World Breastfeeding Week was unfortunately marked this year by a focus on an off-the-cuff remark by Brazilian-American supermodel Gisele Bündchen that there should be a worldwide law forcing mothers to breastfeed their babies for six months.
As ridiculous as the remark may seem, the supermodel’s desire to see other mothers breastfeed for up to six months in fact aligns with the strong scientific evidence of the health and other benefits breastfeeding brings for both mother and baby.
The newsworthiness of the story was likely based more on Gisele’s supermodel status than the reality that people might care what she thinks about breastfeeding. After all, is anybody really interested in what a supermodel does with her breasts? Well ok, that’s probably not quite the right question to ask, but Gisele’s remark about breastfeeding does raise another and perhaps more important question about the impact of others on the decision to breastfeed or not. Surely this is a personal decision that should not be influenced by the opinions or actions of Gisele or anyone else?
In a Western culture that reveres freedom and autonomy as dominant values, personal choice is held up as an inviolable right. However, despite our desire to run our own lives just the way we like, we actually live in relationship with others, in societies and communities. Our behaviours are influenced by, and in turn influence those of others living around us. Friends, family, colleagues and acquaintances all are influenced by what we do ourselves and vice versa. The impressive US Framingham Heart Study, now running for over 60 years, has informed much recent thinking about the influence of those around us on our behaviours. This study has looked at the effect of social connections on a range of traits and behaviours, finding that outcomes as diverse as smoking, obesity, loneliness, and happiness are all impacted upon by these characteristics in those with whom we interact.
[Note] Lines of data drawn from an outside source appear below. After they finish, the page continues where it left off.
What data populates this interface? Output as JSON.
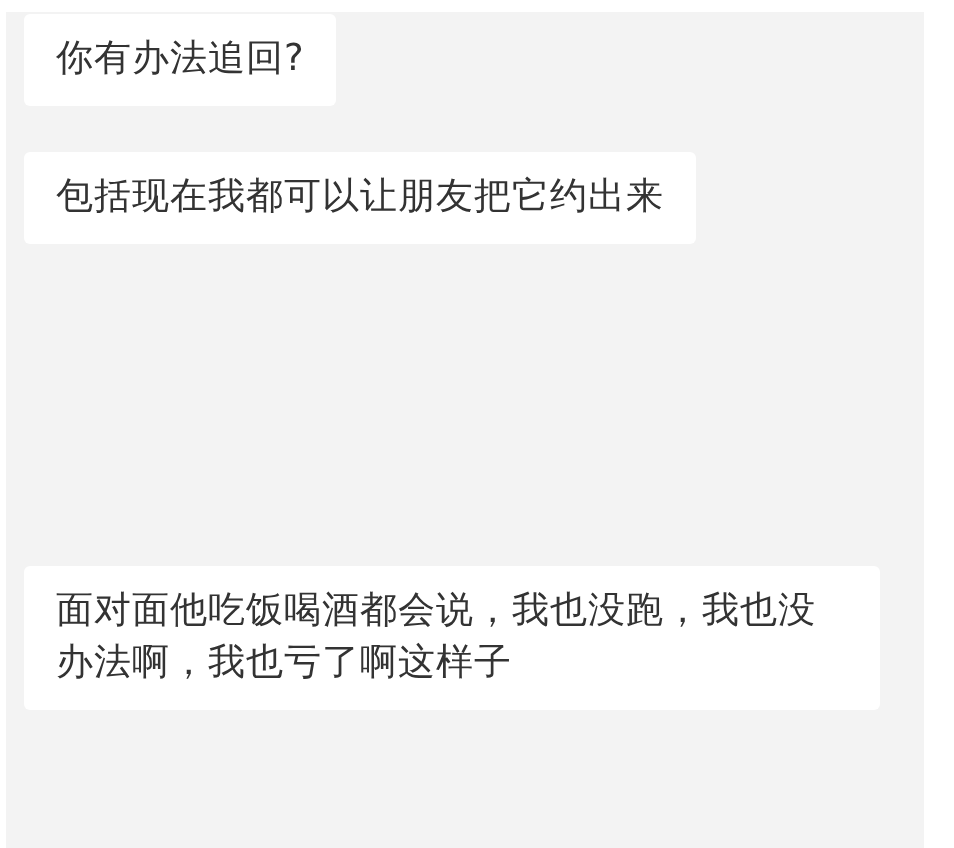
{
  "messages": [
    {
      "text": "你有办法追回?"
    },
    {
      "text": "包括现在我都可以让朋友把它约出来"
    },
    {
      "text": "面对面他吃饭喝酒都会说，我也没跑，我也没办法啊，我也亏了啊这样子"
    }
  ]
}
Our own research at Deakin University’s Centre for Physical Activity and Nutrition Research has shown this to be true for breastfeeding too. In our study of 500 new mothers, recently published in the international journal Pediatrics, we found that those in new parent groups where most mothers were still breastfeeding at group formation (about 6 weeks) were far more likely to continue breastfeeding to the recommended six months than those in groups where fewer mothers were still breastfeeding when the group was formed. The influence of the peer group on breastfeeding continuation was clear, and was independent of other factors such as socioeconomic status, maternal age and employment. As much as we might like to think decisions about breastfeeding are a personal choice and indeed don’t affect others around us, humans are social creatures, and our behaviours are not acted out in a silo of our own making.
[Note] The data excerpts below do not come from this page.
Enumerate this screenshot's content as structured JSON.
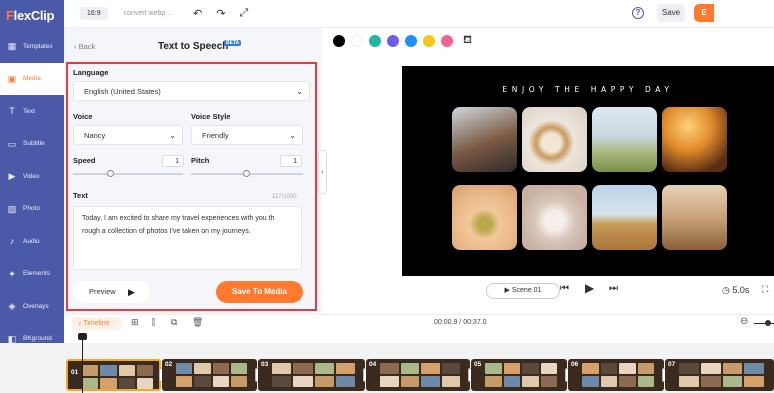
{
  "app": {
    "logo_left": "F",
    "logo_rest": "lexClip"
  },
  "sidebar": {
    "items": [
      {
        "label": "Templates",
        "icon": "templates-icon",
        "glyph": "▦"
      },
      {
        "label": "Media",
        "icon": "media-icon",
        "glyph": "▣"
      },
      {
        "label": "Text",
        "icon": "text-icon",
        "glyph": "T"
      },
      {
        "label": "Subtitle",
        "icon": "subtitle-icon",
        "glyph": "▭"
      },
      {
        "label": "Video",
        "icon": "video-icon",
        "glyph": "▶"
      },
      {
        "label": "Photo",
        "icon": "photo-icon",
        "glyph": "▨"
      },
      {
        "label": "Audio",
        "icon": "audio-icon",
        "glyph": "♪"
      },
      {
        "label": "Elements",
        "icon": "elements-icon",
        "glyph": "✦"
      },
      {
        "label": "Overlays",
        "icon": "overlays-icon",
        "glyph": "◈"
      },
      {
        "label": "BKground",
        "icon": "background-icon",
        "glyph": "◧"
      },
      {
        "label": "Tools",
        "icon": "tools-icon",
        "glyph": "⚒"
      }
    ]
  },
  "topbar": {
    "ratio": "16:9",
    "project_name": "convert webp ...",
    "help": "?",
    "save_label": "Save",
    "export_label": "E"
  },
  "panel": {
    "back_label": "Back",
    "title": "Text to Speech",
    "beta": "BETA",
    "language_label": "Language",
    "language_value": "English (United States)",
    "voice_label": "Voice",
    "voice_value": "Nancy",
    "voice_style_label": "Voice Style",
    "voice_style_value": "Friendly",
    "speed_label": "Speed",
    "speed_value": "1",
    "pitch_label": "Pitch",
    "pitch_value": "1",
    "text_label": "Text",
    "text_counter": "117/1000",
    "text_body": "Today, I am excited to share my travel experiences with you th rough a collection of photos I've taken on my journeys.",
    "preview_label": "Preview",
    "save_media_label": "Save To Media"
  },
  "color_palette": [
    "#000000",
    "#ffffff",
    "#1fb5a0",
    "#6c5ce7",
    "#1e90ff",
    "#f5c518",
    "#f06292"
  ],
  "stage": {
    "title": "ENJOY THE HAPPY DAY",
    "background": "#000000"
  },
  "player": {
    "scene_label": "Scene 01",
    "duration": "5.0s"
  },
  "timeline": {
    "tag_label": "Timeline",
    "timecode": "00:00.9 / 00:37.0",
    "clips": [
      {
        "num": "01"
      },
      {
        "num": "02"
      },
      {
        "num": "03"
      },
      {
        "num": "04"
      },
      {
        "num": "05"
      },
      {
        "num": "06"
      },
      {
        "num": "07"
      }
    ]
  },
  "colors": {
    "accent": "#ff7a2f",
    "sidebar": "#4b5aa8",
    "highlight_box": "#e63946"
  }
}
While recognising that the decision to breastfeed must be a personal decision based on personal circumstance, as well as the fact that there are some mothers who don’t get a choice about whether to breastfeed or not, it does appear that we may be naïve if we think that the decision to breastfeed or not only affects mother and baby.
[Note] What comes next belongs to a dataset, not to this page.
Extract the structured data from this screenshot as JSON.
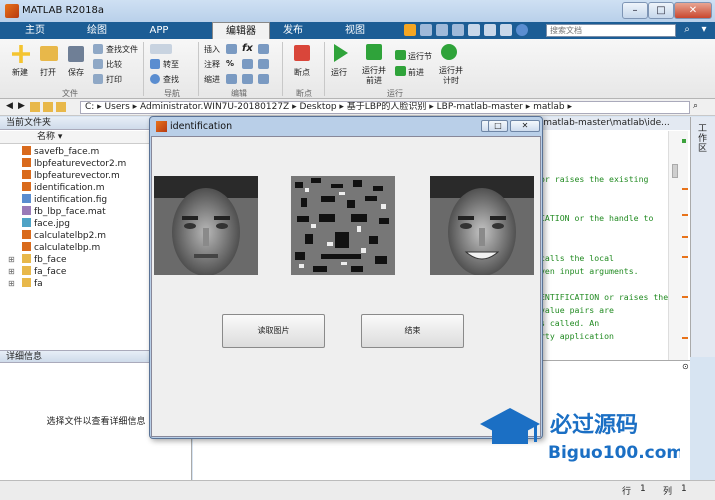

Since the evidence for the benefits of breastfeeding are clear, and since we now know that breastfeeding behaviour affects the likelihood of other mums in the peer group continuing to breastfeed to six months and beyond, in the wake of this year’s World Breastfeeding Week I would prefer the focus to be on the positive influence Gisele is providing as a breastfeeding mother to her peers around the world, rather than her unfortunate comments for a women’s magazine. Given the many barriers to breastfeeding, women surely need as much encouragement as they can get.